O Estado de São Paulo, 1973

“É necessário minimizar a ação dos padres para evitar a subversão”

E continuava o Jornal:

A paisagem urbana é resumida em pequenas casas de cimento que fazem da igreja ou da Assembléia de Deus, entre uma sucessão de cabanas de barro seco. Neste contexto, devido à omissão do poder público, o padre tem, necessariamente, muito mais funções com o corpo do que com o espírito. (…)

O presidente da Companhia de Desenvolvimento de Mato Grosso e a Federação de Agricultura do Estado, dias antes, haviam anunciado a necessidade de “minimizar a ação dos religiosos na região, como a única medida, em sua opinião, capaz de evitar a “subversão”. Mas, apesar da opinião de Muller, o que podia ser visto era um trabalho absolutamente cristão de padres que assistem comunidades pequenas e isoladas “.

Estado de São Paulo, 28 de outubro de 1973.

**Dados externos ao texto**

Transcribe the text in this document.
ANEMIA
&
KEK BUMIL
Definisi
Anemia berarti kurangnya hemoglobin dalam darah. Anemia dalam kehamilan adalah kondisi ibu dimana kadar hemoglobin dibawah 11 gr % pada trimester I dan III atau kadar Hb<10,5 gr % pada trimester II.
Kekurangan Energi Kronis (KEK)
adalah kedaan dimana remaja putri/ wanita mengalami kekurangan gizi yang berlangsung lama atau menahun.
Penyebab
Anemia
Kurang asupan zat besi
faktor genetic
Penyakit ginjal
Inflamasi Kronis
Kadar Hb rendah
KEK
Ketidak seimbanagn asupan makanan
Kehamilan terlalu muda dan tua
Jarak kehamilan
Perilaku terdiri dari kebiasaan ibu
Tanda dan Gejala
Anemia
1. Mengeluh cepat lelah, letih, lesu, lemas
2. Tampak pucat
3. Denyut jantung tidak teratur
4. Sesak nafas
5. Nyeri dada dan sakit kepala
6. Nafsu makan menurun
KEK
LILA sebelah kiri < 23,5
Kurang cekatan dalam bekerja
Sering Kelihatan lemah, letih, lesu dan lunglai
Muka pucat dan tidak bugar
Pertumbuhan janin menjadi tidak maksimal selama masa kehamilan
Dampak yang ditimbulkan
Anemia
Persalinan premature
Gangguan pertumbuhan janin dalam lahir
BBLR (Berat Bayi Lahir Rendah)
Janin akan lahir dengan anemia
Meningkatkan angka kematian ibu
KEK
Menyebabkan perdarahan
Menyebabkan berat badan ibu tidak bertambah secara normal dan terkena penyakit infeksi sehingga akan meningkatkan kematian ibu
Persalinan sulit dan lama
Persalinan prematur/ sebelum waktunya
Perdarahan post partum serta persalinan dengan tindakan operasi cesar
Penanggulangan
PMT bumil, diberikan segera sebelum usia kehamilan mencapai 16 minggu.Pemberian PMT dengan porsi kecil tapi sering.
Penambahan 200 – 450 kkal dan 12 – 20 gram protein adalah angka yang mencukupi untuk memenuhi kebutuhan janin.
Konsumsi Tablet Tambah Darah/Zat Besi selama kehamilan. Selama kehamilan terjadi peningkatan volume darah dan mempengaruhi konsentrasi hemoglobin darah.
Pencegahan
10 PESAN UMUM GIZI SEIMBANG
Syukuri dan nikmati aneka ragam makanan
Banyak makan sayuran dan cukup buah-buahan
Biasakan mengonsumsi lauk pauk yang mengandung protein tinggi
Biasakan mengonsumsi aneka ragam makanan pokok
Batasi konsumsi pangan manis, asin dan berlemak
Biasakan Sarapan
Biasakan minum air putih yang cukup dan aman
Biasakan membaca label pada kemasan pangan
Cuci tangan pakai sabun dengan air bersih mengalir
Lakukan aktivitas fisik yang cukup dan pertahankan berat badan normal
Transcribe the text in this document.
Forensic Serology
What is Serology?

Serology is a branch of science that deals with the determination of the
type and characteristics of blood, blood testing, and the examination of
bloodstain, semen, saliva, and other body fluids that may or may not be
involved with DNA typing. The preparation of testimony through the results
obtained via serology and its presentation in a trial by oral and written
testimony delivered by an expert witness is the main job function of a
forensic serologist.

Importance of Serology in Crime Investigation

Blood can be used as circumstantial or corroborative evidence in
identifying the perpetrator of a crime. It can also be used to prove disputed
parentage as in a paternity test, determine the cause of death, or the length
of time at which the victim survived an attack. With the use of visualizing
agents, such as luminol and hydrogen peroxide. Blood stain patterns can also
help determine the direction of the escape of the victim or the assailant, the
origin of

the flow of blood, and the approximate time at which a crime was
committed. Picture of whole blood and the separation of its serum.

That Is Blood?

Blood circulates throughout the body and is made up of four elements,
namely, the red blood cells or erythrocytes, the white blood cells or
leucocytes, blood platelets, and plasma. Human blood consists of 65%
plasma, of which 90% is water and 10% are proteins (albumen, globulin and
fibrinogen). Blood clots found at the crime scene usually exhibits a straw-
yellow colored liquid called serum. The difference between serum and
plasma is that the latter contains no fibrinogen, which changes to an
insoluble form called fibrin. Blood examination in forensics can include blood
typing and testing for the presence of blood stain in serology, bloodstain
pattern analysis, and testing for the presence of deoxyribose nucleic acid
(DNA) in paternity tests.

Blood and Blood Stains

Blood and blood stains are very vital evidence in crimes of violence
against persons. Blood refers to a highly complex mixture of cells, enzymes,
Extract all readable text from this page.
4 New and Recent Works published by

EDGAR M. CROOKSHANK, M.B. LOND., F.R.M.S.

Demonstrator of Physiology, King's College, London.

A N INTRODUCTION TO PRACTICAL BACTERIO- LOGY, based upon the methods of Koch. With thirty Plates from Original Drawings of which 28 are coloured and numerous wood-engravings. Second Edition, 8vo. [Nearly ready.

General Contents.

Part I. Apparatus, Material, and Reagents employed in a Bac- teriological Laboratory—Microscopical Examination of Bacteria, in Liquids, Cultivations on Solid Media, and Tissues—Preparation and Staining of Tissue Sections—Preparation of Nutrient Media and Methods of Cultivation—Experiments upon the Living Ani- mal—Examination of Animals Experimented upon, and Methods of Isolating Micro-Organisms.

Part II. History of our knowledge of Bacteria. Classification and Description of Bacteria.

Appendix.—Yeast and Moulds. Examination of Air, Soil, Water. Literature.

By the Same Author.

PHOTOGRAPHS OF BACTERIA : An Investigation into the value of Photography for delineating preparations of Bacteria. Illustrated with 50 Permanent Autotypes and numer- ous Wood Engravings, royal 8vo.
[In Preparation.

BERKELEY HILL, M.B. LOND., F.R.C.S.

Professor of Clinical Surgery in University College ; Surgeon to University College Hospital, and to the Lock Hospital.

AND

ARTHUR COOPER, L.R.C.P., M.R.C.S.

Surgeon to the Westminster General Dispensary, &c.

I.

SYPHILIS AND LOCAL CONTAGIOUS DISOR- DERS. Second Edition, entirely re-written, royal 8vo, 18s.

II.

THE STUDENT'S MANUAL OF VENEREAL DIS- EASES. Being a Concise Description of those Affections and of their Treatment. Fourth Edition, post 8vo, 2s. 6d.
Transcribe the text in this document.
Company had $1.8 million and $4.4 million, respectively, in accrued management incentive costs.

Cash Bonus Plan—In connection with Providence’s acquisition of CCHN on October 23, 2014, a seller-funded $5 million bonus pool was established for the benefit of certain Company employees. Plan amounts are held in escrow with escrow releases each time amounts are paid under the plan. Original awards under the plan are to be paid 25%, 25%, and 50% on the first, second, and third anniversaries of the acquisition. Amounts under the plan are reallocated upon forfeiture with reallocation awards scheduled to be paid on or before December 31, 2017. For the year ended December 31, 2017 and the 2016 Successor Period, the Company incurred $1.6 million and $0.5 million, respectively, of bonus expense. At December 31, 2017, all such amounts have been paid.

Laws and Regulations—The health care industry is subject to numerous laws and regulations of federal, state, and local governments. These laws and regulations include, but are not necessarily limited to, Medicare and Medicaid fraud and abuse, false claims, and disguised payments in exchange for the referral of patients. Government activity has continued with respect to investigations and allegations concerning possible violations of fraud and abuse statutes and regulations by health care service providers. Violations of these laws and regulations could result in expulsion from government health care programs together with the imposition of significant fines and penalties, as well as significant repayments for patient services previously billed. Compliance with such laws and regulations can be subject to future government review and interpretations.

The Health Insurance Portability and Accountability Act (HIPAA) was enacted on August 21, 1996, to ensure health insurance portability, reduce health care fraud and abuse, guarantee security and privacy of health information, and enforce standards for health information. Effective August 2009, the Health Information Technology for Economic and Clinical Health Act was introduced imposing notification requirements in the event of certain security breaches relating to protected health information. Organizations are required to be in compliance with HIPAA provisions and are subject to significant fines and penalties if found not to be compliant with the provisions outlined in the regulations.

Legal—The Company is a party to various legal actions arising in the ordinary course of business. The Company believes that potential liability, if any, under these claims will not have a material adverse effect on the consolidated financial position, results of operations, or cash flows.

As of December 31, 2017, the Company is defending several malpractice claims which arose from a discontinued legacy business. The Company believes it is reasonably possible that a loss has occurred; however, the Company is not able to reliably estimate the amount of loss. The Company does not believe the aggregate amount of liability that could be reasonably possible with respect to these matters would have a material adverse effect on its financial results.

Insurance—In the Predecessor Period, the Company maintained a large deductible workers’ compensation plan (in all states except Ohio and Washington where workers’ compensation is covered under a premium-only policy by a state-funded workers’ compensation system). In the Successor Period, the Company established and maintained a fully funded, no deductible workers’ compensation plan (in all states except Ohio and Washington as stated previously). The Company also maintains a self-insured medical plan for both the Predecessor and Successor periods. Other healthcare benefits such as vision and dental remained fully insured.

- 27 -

A detenção da equipe de Casaldáliga

Nesse mesmo ano, a polícia militar ocupa a Prelatura pela primeira vez e realiza a detenção da equipe pastoral do Bispo Casaldáliga e a tortura de Antonio Carlos Moura, colaborador da Prelazia. Três anos depois, o conflito entre Casaldáliga e os latifundiários foi acentuado e resultaria no assassinato, nas mãos de um policial militar, do padre João Bosco Penido Burnier, ao confundi-lo com Dom Pedro.

Não seria senão 33 anos depois, que o governo brasileiro reconheceu o assassinato do Padre João Bosco como crime político.